I figured it was her canoe and she was coming to claim it. O turtles! Maybe I could swim out to the island and she'd go off on her own with the canoe, if it was hers. I tried to act as if I didn't notice her. When I got to the canoe she was right behind me. Her hair was braided, she looked studious, but looked me in the eye with the determination of a rancher's daughter.

``All right. You can have it,'' I said.

``But aren't you...? I mean, I came down to, well, I got out of the flyover today, because you're always here, alone,'' she said. She came with me. She began by naming the turtles, told me where the springs were in the pond, cataloged the shore plants.

I was enthralled at first, for I had never known a true scientist, in love with facts that rolled off her tongue. But out on the island, when she started in on Latin and Greek, it was a bit cloying.... She named various classes of Hymenoptera - blue dragonflies in the reeds - and explained why aspens were Populus tremuloides and not Populus whatever....

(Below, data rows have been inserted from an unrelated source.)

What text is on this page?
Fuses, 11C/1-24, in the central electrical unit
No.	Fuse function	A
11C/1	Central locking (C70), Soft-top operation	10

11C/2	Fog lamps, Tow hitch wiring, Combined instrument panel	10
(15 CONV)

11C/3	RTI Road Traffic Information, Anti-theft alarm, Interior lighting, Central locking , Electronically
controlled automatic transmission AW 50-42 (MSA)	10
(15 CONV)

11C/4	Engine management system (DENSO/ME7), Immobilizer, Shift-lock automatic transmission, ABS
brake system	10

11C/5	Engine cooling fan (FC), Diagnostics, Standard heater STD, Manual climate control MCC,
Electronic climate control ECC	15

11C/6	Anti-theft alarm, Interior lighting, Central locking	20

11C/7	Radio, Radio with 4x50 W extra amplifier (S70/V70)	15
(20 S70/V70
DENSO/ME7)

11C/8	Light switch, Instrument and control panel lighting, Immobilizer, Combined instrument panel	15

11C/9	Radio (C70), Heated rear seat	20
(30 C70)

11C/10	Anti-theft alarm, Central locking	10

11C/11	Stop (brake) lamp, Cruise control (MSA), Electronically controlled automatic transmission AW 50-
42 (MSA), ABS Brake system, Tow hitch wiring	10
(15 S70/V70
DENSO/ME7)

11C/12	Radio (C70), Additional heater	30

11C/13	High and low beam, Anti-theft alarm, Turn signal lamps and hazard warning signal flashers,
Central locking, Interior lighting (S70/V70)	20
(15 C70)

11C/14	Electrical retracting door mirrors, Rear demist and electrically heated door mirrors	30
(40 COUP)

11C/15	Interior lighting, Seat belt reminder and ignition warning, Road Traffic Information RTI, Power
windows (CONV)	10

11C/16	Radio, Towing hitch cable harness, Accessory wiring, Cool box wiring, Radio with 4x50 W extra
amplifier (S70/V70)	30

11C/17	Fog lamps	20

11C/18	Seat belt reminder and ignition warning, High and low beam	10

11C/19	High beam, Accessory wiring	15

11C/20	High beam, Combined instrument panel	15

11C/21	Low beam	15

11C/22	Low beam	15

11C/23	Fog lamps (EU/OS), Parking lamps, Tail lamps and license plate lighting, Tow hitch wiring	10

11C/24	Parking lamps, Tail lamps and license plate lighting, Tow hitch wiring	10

She attached herself to me that summer, following me about, meeting me in odd places, sitting quietly across from me at our feasts at the outdoor fire pit we'd all have together behind the houses, staring at me. Sometimes we'd sit together - I mean, after all, she was pretty nice - till the fire burned down to embers and one of us silently walked away peacefully to bed.

Oh yes, there were the romantics around us; that happens whenever there are young men and women drinking the same professional cup of tea, but we, well - I didn't mind her cataloging everything that much, and she was brave to assume I wouldn't walk away when she came and looked in my eyes, and found something to stay for.

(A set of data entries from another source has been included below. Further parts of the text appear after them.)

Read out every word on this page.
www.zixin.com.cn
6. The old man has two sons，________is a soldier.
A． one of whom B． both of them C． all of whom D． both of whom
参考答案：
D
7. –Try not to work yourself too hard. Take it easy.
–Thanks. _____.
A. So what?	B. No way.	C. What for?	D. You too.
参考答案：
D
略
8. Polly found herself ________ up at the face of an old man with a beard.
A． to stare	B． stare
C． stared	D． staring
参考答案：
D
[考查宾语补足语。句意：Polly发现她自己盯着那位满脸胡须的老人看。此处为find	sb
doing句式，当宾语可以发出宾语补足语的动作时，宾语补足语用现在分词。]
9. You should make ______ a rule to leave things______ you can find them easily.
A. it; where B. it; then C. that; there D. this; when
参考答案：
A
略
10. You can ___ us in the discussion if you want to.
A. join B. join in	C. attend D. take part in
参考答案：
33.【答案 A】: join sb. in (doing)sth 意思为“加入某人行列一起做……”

One evening after a rain, some geese flew through clearing clouds. My biology friend had been gone some time on work in the north, and I decided it was time to move on. Fall had sneaked up. When you're young you can leave notes, as I did, for him, saying, ``Just heading up the road for a while. Be back.'' And believe it. I would be Alaska-bound and never see him again.

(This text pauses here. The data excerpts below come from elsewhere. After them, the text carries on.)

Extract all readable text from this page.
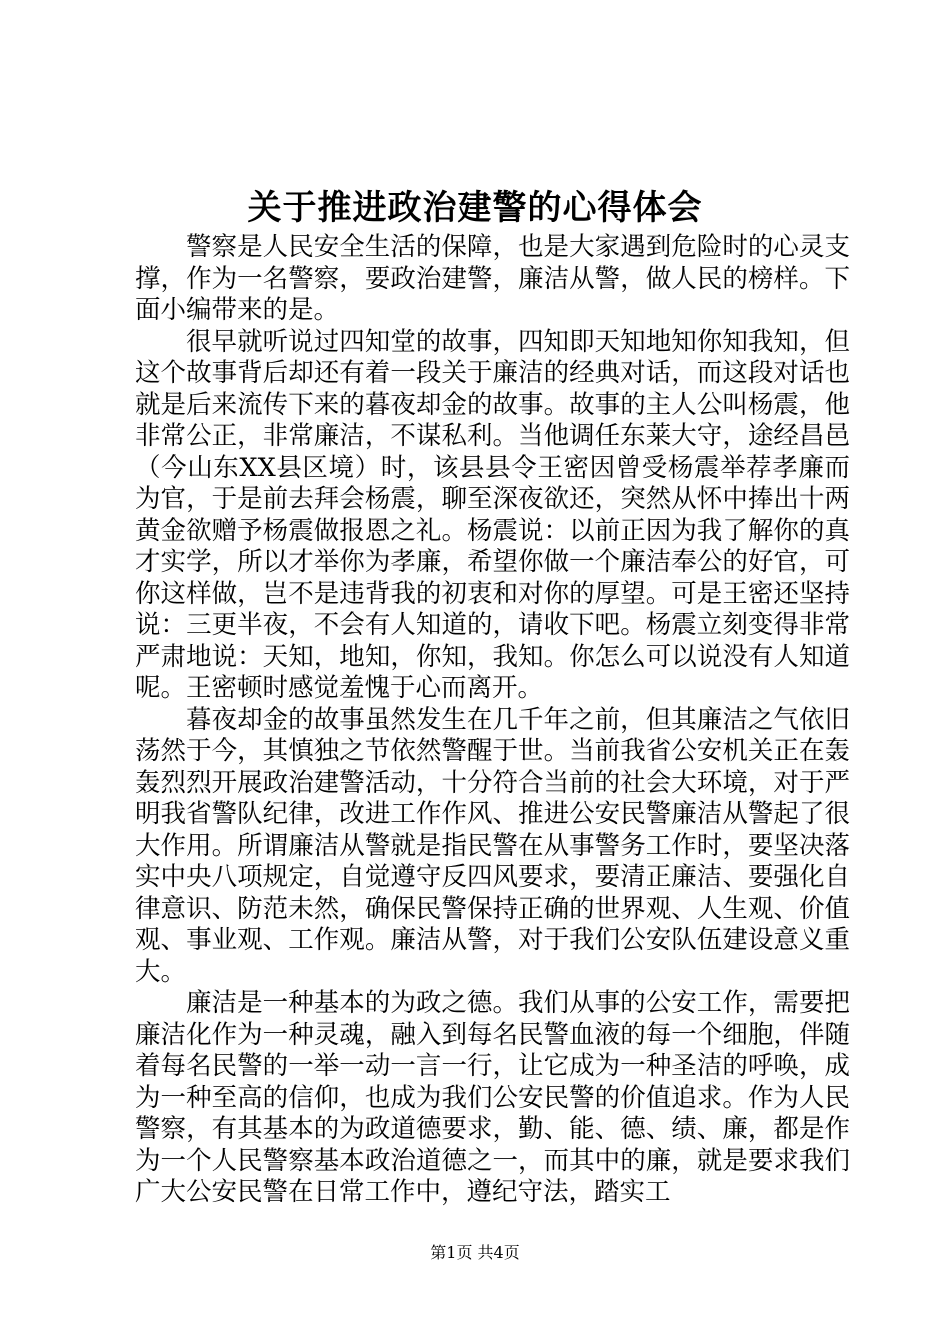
关于推进政治建警的心得体会

警察是人民安全生活的保障，也是大家遇到危险时的心灵支撑，作为一名警察，要政治建警，廉洁从警，做人民的榜样。下面小编带来的是。

很早就听说过四知堂的故事，四知即天知地知你知我知，但这个故事背后却还有着一段关于廉洁的经典对话，而这段对话也就是后来流传下来的暮夜却金的故事。故事的主人公叫杨震，他非常公正，非常廉洁，不谋私利。当他调任东莱大守，途经昌邑（今山东XX县区境）时，该县县令王密因曾受杨震举荐孝廉而为官，于是前去拜会杨震，聊至深夜欲还，突然从怀中捧出十两黄金欲赠予杨震做报恩之礼。杨震说：以前正因为我了解你的真才实学，所以才举你为孝廉，希望你做一个廉洁奉公的好官，可你这样做，岂不是违背我的初衷和对你的厚望。可是王密还坚持说：三更半夜，不会有人知道的，请收下吧。杨震立刻变得非常严肃地说：天知，地知，你知，我知。你怎么可以说没有人知道呢。王密顿时感觉羞愧于心而离开。

暮夜却金的故事虽然发生在几千年之前，但其廉洁之气依旧荡然于今，其慎独之节依然警醒于世。当前我省公安机关正在轰轰烈烈开展政治建警活动，十分符合当前的社会大环境，对于严明我省警队纪律，改进工作作风、推进公安民警廉洁从警起了很大作用。所谓廉洁从警就是指民警在从事警务工作时，要坚决落实中央八项规定，自觉遵守反四风要求，要清正廉洁、要强化自律意识、防范未然，确保民警保持正确的世界观、人生观、价值观、事业观、工作观。廉洁从警，对于我们公安队伍建设意义重大。

廉洁是一种基本的为政之德。我们从事的公安工作，需要把廉洁化作为一种灵魂，融入到每名民警血液的每一个细胞，伴随着每名民警的一举一动一言一行，让它成为一种圣洁的呼唤，成为一种至高的信仰，也成为我们公安民警的价值追求。作为人民警察，有其基本的为政道德要求，勤、能、德、绩、廉，都是作为一个人民警察基本政治道德之一，而其中的廉，就是要求我们广大公安民警在日常工作中，遵纪守法，踏实工

第1页 共4页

She came down from the tower that morning, as I stood with my gear in the road, a road so empty you'd never think a car traveled that way, but when it did, I'd be gone. She stood by the side of the road, arms folded, kicking some grass. I'd shaved off my first beard the night before and she'd said,``You're so many different people. I don't know what to call you.''

Now I said, ``Hey. Thanks for a nice summer.''

She replied, her voice low, ``Sure thing.'' We shook hands. She turned to walk up the grass to the tower. Then she stopped, turned around, and really smiled. ``I know what you are. You're the eye of a whale,'' as if that made perfect sense.

Scientists. I see her today and will every time I remember Hymenoptera and paddling among blue dragonflies on a pond with no name.